I have come across work of P.J. Yoder (1980) (A strain-space plasticity theory and numerical implementation). He made a strain-space equivalent to pure plastic Coulomb model. His model has the following benefits (according to Yoder P.J.):

  • Return mapping is eliminated (A very provoking statement, but he shows the maths behind it as well as detailed comparison of simulation results).
  • Global stiffness matrix inversion count is reduced (significant step forward, for dynamic / cyclic loading application)
  • Despite dramatic increse in computation efficiency, Yoder's work did not go mainstream. (perhaps you can you spot why?)

    I am intrigued by his work as during recent triaxial testing we were able to control sand stiffness through controlling applied strain (deformation) history. Yoder P.J. has explicitly called for a "rationale to the strain space problem", and we appear to have found the missing experimental "rationale" .

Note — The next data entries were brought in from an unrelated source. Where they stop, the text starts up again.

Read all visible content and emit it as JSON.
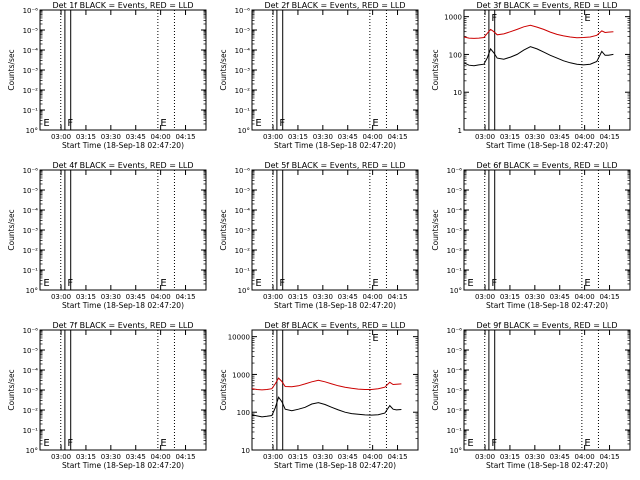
{
  "chart_data": [
    {
      "type": "line",
      "title": "Det 1f BLACK = Events, RED = LLD",
      "xlabel": "Start Time (18-Sep-18 02:47:20)",
      "ylabel": "Counts/sec",
      "x_ticks": [
        "03:00",
        "03:15",
        "03:30",
        "03:45",
        "04:00",
        "04:15"
      ],
      "x_range_minutes": [
        0,
        100
      ],
      "y_ticks": [
        "10°",
        "10⁻¹",
        "10⁻²",
        "10⁻³",
        "10⁻⁴",
        "10⁻⁵",
        "10⁻⁶"
      ],
      "y_scale": "log",
      "y_range": [
        1e-06,
        1
      ],
      "solid_lines": [
        15.0,
        18.5
      ],
      "dotted_lines": [
        12.5,
        71,
        81
      ],
      "annotations": [
        {
          "text": "E",
          "x": 2,
          "y_level": "bottom"
        },
        {
          "text": "F",
          "x": 16.5,
          "y_level": "bottom"
        },
        {
          "text": "E",
          "x": 72.5,
          "y_level": "bottom"
        }
      ],
      "series": []
    },
    {
      "type": "line",
      "title": "Det 2f BLACK = Events, RED = LLD",
      "xlabel": "Start Time (18-Sep-18 02:47:20)",
      "ylabel": "Counts/sec",
      "x_ticks": [
        "03:00",
        "03:15",
        "03:30",
        "03:45",
        "04:00",
        "04:15"
      ],
      "x_range_minutes": [
        0,
        100
      ],
      "y_ticks": [
        "10°",
        "10⁻¹",
        "10⁻²",
        "10⁻³",
        "10⁻⁴",
        "10⁻⁵",
        "10⁻⁶"
      ],
      "y_scale": "log",
      "y_range": [
        1e-06,
        1
      ],
      "solid_lines": [
        15.0,
        18.5
      ],
      "dotted_lines": [
        12.5,
        71,
        81
      ],
      "annotations": [
        {
          "text": "E",
          "x": 2,
          "y_level": "bottom"
        },
        {
          "text": "F",
          "x": 16.5,
          "y_level": "bottom"
        },
        {
          "text": "E",
          "x": 72.5,
          "y_level": "bottom"
        }
      ],
      "series": []
    },
    {
      "type": "line",
      "title": "Det 3f BLACK = Events, RED = LLD",
      "xlabel": "Start Time (18-Sep-18 02:47:20)",
      "ylabel": "Counts/sec",
      "x_ticks": [
        "03:00",
        "03:15",
        "03:30",
        "03:45",
        "04:00",
        "04:15"
      ],
      "x_range_minutes": [
        0,
        100
      ],
      "y_ticks": [
        "1",
        "10",
        "100",
        "1000"
      ],
      "y_scale": "log",
      "y_range": [
        1,
        1500
      ],
      "solid_lines": [
        15.0,
        18.5
      ],
      "dotted_lines": [
        12.5,
        71,
        81
      ],
      "annotations": [
        {
          "text": "F",
          "x": 16.5,
          "y_level": "top"
        },
        {
          "text": "E",
          "x": 72.5,
          "y_level": "top"
        }
      ],
      "series": [
        {
          "color": "#000000",
          "x": [
            0,
            3,
            6,
            9,
            12,
            14,
            16,
            18,
            20,
            24,
            28,
            32,
            36,
            40,
            44,
            48,
            52,
            56,
            60,
            64,
            68,
            72,
            76,
            80,
            83,
            85,
            87,
            90
          ],
          "y": [
            60,
            52,
            50,
            53,
            55,
            80,
            140,
            110,
            80,
            75,
            85,
            100,
            130,
            160,
            140,
            115,
            95,
            80,
            68,
            60,
            55,
            53,
            55,
            65,
            120,
            95,
            95,
            100
          ]
        },
        {
          "color": "#cc0000",
          "x": [
            0,
            3,
            6,
            9,
            12,
            14,
            16,
            18,
            20,
            24,
            28,
            32,
            36,
            40,
            44,
            48,
            52,
            56,
            60,
            64,
            68,
            72,
            76,
            80,
            83,
            85,
            87,
            90
          ],
          "y": [
            290,
            270,
            265,
            270,
            280,
            360,
            460,
            400,
            330,
            350,
            400,
            460,
            540,
            590,
            530,
            460,
            390,
            340,
            310,
            290,
            275,
            280,
            290,
            320,
            420,
            380,
            390,
            400
          ]
        }
      ]
    },
    {
      "type": "line",
      "title": "Det 4f BLACK = Events, RED = LLD",
      "xlabel": "Start Time (18-Sep-18 02:47:20)",
      "ylabel": "Counts/sec",
      "x_ticks": [
        "03:00",
        "03:15",
        "03:30",
        "03:45",
        "04:00",
        "04:15"
      ],
      "x_range_minutes": [
        0,
        100
      ],
      "y_ticks": [
        "10°",
        "10⁻¹",
        "10⁻²",
        "10⁻³",
        "10⁻⁴",
        "10⁻⁵",
        "10⁻⁶"
      ],
      "y_scale": "log",
      "y_range": [
        1e-06,
        1
      ],
      "solid_lines": [
        15.0,
        18.5
      ],
      "dotted_lines": [
        12.5,
        71,
        81
      ],
      "annotations": [
        {
          "text": "E",
          "x": 2,
          "y_level": "bottom"
        },
        {
          "text": "F",
          "x": 16.5,
          "y_level": "bottom"
        },
        {
          "text": "E",
          "x": 72.5,
          "y_level": "bottom"
        }
      ],
      "series": []
    },
    {
      "type": "line",
      "title": "Det 5f BLACK = Events, RED = LLD",
      "xlabel": "Start Time (18-Sep-18 02:47:20)",
      "ylabel": "Counts/sec",
      "x_ticks": [
        "03:00",
        "03:15",
        "03:30",
        "03:45",
        "04:00",
        "04:15"
      ],
      "x_range_minutes": [
        0,
        100
      ],
      "y_ticks": [
        "10°",
        "10⁻¹",
        "10⁻²",
        "10⁻³",
        "10⁻⁴",
        "10⁻⁵",
        "10⁻⁶"
      ],
      "y_scale": "log",
      "y_range": [
        1e-06,
        1
      ],
      "solid_lines": [
        15.0,
        18.5
      ],
      "dotted_lines": [
        12.5,
        71,
        81
      ],
      "annotations": [
        {
          "text": "E",
          "x": 2,
          "y_level": "bottom"
        },
        {
          "text": "F",
          "x": 16.5,
          "y_level": "bottom"
        },
        {
          "text": "E",
          "x": 72.5,
          "y_level": "bottom"
        }
      ],
      "series": []
    },
    {
      "type": "line",
      "title": "Det 6f BLACK = Events, RED = LLD",
      "xlabel": "Start Time (18-Sep-18 02:47:20)",
      "ylabel": "Counts/sec",
      "x_ticks": [
        "03:00",
        "03:15",
        "03:30",
        "03:45",
        "04:00",
        "04:15"
      ],
      "x_range_minutes": [
        0,
        100
      ],
      "y_ticks": [
        "10°",
        "10⁻¹",
        "10⁻²",
        "10⁻³",
        "10⁻⁴",
        "10⁻⁵",
        "10⁻⁶"
      ],
      "y_scale": "log",
      "y_range": [
        1e-06,
        1
      ],
      "solid_lines": [
        15.0,
        18.5
      ],
      "dotted_lines": [
        12.5,
        71,
        81
      ],
      "annotations": [
        {
          "text": "E",
          "x": 2,
          "y_level": "bottom"
        },
        {
          "text": "F",
          "x": 16.5,
          "y_level": "bottom"
        },
        {
          "text": "E",
          "x": 72.5,
          "y_level": "bottom"
        }
      ],
      "series": []
    },
    {
      "type": "line",
      "title": "Det 7f BLACK = Events, RED = LLD",
      "xlabel": "Start Time (18-Sep-18 02:47:20)",
      "ylabel": "Counts/sec",
      "x_ticks": [
        "03:00",
        "03:15",
        "03:30",
        "03:45",
        "04:00",
        "04:15"
      ],
      "x_range_minutes": [
        0,
        100
      ],
      "y_ticks": [
        "10°",
        "10⁻¹",
        "10⁻²",
        "10⁻³",
        "10⁻⁴",
        "10⁻⁵",
        "10⁻⁶"
      ],
      "y_scale": "log",
      "y_range": [
        1e-06,
        1
      ],
      "solid_lines": [
        15.0,
        18.5
      ],
      "dotted_lines": [
        12.5,
        71,
        81
      ],
      "annotations": [
        {
          "text": "E",
          "x": 2,
          "y_level": "bottom"
        },
        {
          "text": "F",
          "x": 16.5,
          "y_level": "bottom"
        },
        {
          "text": "E",
          "x": 72.5,
          "y_level": "bottom"
        }
      ],
      "series": []
    },
    {
      "type": "line",
      "title": "Det 8f BLACK = Events, RED = LLD",
      "xlabel": "Start Time (18-Sep-18 02:47:20)",
      "ylabel": "Counts/sec",
      "x_ticks": [
        "03:00",
        "03:15",
        "03:30",
        "03:45",
        "04:00",
        "04:15"
      ],
      "x_range_minutes": [
        0,
        100
      ],
      "y_ticks": [
        "10",
        "100",
        "1000",
        "10000"
      ],
      "y_scale": "log",
      "y_range": [
        10,
        15000
      ],
      "solid_lines": [
        15.0,
        18.5
      ],
      "dotted_lines": [
        12.5,
        71,
        81
      ],
      "annotations": [
        {
          "text": "E",
          "x": 72.5,
          "y_level": "top"
        }
      ],
      "series": [
        {
          "color": "#000000",
          "x": [
            0,
            3,
            6,
            9,
            12,
            14,
            16,
            18,
            20,
            24,
            28,
            32,
            36,
            40,
            44,
            48,
            52,
            56,
            60,
            64,
            68,
            72,
            76,
            80,
            83,
            85,
            87,
            90
          ],
          "y": [
            85,
            80,
            75,
            78,
            82,
            130,
            250,
            190,
            120,
            110,
            120,
            135,
            165,
            180,
            160,
            135,
            115,
            100,
            92,
            88,
            85,
            84,
            86,
            95,
            150,
            120,
            115,
            118
          ]
        },
        {
          "color": "#cc0000",
          "x": [
            0,
            3,
            6,
            9,
            12,
            14,
            16,
            18,
            20,
            24,
            28,
            32,
            36,
            40,
            44,
            48,
            52,
            56,
            60,
            64,
            68,
            72,
            76,
            80,
            83,
            85,
            87,
            90
          ],
          "y": [
            420,
            400,
            390,
            400,
            420,
            560,
            800,
            650,
            480,
            470,
            500,
            560,
            640,
            700,
            640,
            560,
            500,
            460,
            430,
            410,
            400,
            400,
            420,
            460,
            620,
            540,
            550,
            560
          ]
        }
      ]
    },
    {
      "type": "line",
      "title": "Det 9f BLACK = Events, RED = LLD",
      "xlabel": "Start Time (18-Sep-18 02:47:20)",
      "ylabel": "Counts/sec",
      "x_ticks": [
        "03:00",
        "03:15",
        "03:30",
        "03:45",
        "04:00",
        "04:15"
      ],
      "x_range_minutes": [
        0,
        100
      ],
      "y_ticks": [
        "10°",
        "10⁻¹",
        "10⁻²",
        "10⁻³",
        "10⁻⁴",
        "10⁻⁵",
        "10⁻⁶"
      ],
      "y_scale": "log",
      "y_range": [
        1e-06,
        1
      ],
      "solid_lines": [
        15.0,
        18.5
      ],
      "dotted_lines": [
        12.5,
        71,
        81
      ],
      "annotations": [
        {
          "text": "E",
          "x": 2,
          "y_level": "bottom"
        },
        {
          "text": "F",
          "x": 16.5,
          "y_level": "bottom"
        },
        {
          "text": "E",
          "x": 72.5,
          "y_level": "bottom"
        }
      ],
      "series": []
    }
  ]
}
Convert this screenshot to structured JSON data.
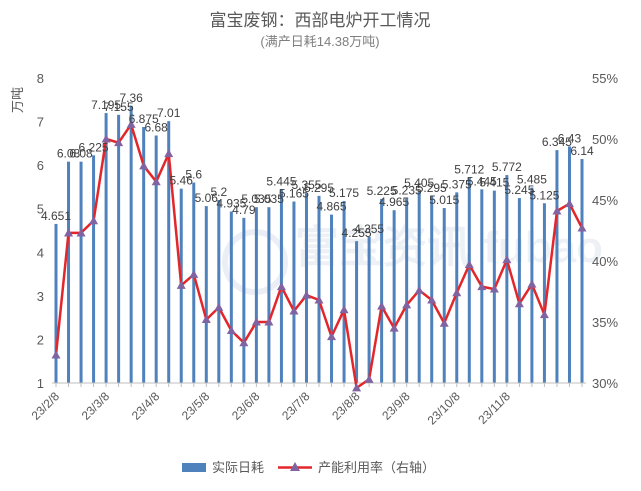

    We found strain (not stress) dependant soil patterns, which capture and allow full control over loss and recovery of drained sand stiffness. Also, post-liquefaction soil stiffness recovery, and we can impose post-liquefaction soil state during drained loading. We seem to be closing the gap between drained, undrained and partially drained sand, but the new findings explicitly call for a strain-space plasticity formulation.

    Any input is greatly appreciated. Any links to strain-space models or strain-dependant observations of sand (such as liquefaction charts by R. Dobry, or plastic spin (strain) tenstor by Y. Dafalias). This topic is not covered by "mainstream" geotechnical curriculum, thus I don't expect many answers. But every answer and question on the rare subject is appreciated.